Если коротко, через практические выводы, то Бернштейн говорил об отказе от революционной борьбы рабочего класса, от диктатуры пролетариата. Это было либерально-реформистское учение. Сама книга Бернштейна, в которую он объединил свои печально знаменитые статьи, называлась почти символически «Предпосылки социализма и задача социал-демократии». Обращаю внимание на многозначительное слово «предпосылки». У робкого характера и робкого ума всегда только предпосылки. Но в будущем с этим ощущением предпосылки, я боюсь, можно проехать и через социализм, не заметив его. Социализм через победу пролетариата, считает Бернштейн, практически недостижим, поэтому сей ученый социалист выдвигает лукавый лозунг: «Движение — все, конечная цель — ничто». Эффектно, но когда вдумаешься, очень вредно. Позже я назвал Бернштейна оппортунистом и сказал, имея в виду его: «О революции Пролетариата оппортунист разучился и думать». Мы ведь только что перевели с Надеждой Константиновной книжку Веббов о тред-юнионизме, многие идеи Бернштейна были позаимствованы оттуда. Философским обоснованием всего этого «учения» стало неокантианство. Голову своему читателю я забью философией попозже, если доживу и додиктую.

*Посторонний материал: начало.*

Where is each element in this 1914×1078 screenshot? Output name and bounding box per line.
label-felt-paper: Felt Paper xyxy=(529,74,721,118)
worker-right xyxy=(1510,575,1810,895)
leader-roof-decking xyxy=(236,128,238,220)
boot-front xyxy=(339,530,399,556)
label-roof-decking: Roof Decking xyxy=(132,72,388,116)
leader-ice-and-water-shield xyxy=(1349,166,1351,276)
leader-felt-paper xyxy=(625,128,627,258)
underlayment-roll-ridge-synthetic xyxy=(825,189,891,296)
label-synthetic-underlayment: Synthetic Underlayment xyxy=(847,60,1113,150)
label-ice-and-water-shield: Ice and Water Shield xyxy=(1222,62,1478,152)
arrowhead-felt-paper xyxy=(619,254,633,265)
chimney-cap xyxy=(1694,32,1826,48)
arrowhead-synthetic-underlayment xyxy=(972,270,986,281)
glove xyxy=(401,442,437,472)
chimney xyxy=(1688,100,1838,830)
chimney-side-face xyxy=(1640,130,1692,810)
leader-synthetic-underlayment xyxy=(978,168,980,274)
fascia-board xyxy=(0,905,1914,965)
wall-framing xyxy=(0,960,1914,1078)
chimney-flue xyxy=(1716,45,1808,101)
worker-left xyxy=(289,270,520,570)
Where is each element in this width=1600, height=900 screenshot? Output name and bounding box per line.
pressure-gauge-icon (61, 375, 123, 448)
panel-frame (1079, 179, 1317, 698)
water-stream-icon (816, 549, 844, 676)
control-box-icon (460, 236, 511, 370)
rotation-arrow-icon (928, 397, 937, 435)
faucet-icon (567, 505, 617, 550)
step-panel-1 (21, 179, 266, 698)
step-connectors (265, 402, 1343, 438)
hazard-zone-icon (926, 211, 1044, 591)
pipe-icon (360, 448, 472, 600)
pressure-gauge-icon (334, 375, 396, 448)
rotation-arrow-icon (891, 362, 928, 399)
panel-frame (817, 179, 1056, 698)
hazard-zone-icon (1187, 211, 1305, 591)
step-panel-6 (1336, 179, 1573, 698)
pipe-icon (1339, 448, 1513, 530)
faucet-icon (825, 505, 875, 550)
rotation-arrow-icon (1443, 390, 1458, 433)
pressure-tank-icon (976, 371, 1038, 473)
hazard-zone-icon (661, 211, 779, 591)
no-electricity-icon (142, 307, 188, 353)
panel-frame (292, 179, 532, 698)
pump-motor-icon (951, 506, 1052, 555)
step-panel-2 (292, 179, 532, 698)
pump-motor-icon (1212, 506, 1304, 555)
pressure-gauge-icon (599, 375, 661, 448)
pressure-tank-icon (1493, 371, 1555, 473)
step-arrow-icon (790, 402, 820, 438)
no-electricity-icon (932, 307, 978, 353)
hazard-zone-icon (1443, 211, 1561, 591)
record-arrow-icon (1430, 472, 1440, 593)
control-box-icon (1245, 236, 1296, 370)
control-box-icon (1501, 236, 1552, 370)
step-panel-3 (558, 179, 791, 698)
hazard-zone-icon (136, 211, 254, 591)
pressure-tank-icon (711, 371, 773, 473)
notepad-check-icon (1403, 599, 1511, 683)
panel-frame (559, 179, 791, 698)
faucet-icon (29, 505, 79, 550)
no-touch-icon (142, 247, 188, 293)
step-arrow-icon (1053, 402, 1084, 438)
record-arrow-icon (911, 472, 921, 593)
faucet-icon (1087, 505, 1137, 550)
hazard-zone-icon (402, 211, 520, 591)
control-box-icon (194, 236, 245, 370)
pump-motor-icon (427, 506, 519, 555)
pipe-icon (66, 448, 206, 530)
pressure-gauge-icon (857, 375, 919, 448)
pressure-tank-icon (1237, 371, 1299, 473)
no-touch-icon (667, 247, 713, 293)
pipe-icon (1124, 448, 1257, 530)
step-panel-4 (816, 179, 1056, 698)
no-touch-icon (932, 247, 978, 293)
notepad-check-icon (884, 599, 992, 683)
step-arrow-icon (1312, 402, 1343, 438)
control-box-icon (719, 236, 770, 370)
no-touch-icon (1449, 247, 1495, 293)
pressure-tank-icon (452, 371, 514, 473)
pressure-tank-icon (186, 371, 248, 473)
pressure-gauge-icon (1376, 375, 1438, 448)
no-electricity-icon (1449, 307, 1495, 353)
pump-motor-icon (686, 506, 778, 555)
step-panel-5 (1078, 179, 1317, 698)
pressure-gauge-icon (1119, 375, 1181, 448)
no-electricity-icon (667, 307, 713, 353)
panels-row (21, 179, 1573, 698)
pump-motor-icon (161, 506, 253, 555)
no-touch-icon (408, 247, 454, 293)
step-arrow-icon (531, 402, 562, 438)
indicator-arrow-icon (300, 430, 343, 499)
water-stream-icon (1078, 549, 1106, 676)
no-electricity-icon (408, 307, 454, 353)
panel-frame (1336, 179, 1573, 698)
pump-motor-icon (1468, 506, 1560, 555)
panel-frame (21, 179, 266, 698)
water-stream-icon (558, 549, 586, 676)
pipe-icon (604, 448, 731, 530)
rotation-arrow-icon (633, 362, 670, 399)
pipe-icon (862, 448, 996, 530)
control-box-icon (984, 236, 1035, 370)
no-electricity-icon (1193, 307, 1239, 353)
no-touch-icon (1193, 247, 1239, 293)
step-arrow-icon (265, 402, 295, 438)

В Шушенском к изучению философии я только подступал, если иметь в виду постоянное и углубленное чтение книг по этому предмету. В Шушенском я философию только подчитывал, скорее как развлечение, почти как художественную литературу.
Появление книг и статей Бернштейна было обусловлено определенным положением немецкой социал-демократии и, конечно, самим характером этого политического писателя. Правда, ему тут же на его родине дали и отпор. Я имею в виду в первую очередь книжку Каутского «Бернштейн и социал-демократическая программа. Антикритика». Эту книжку, зная круг моих интересов, а интересы у нас были семейные, довольно быстро прислал мне в ссылку брат Дмитрий. Может быть, за сутки, за двое мы с Надеждой Константиновной книжку эту запоем одолели и тут же кинулись ее переводить. Настоящий революционер противодействует тенденции, как только может. Работа революционера — не за деньги и не по указу, а по собственному разумению. Мы вдвоем, «в две руки» смогли «Антикритику» за две недели перевести на русский. Потом довольно долго рукописный перевод ходил между ссыльными в Минусинском округе. Истершуюся рукопись белили, переписывали, она прорывалась и во многие другие места.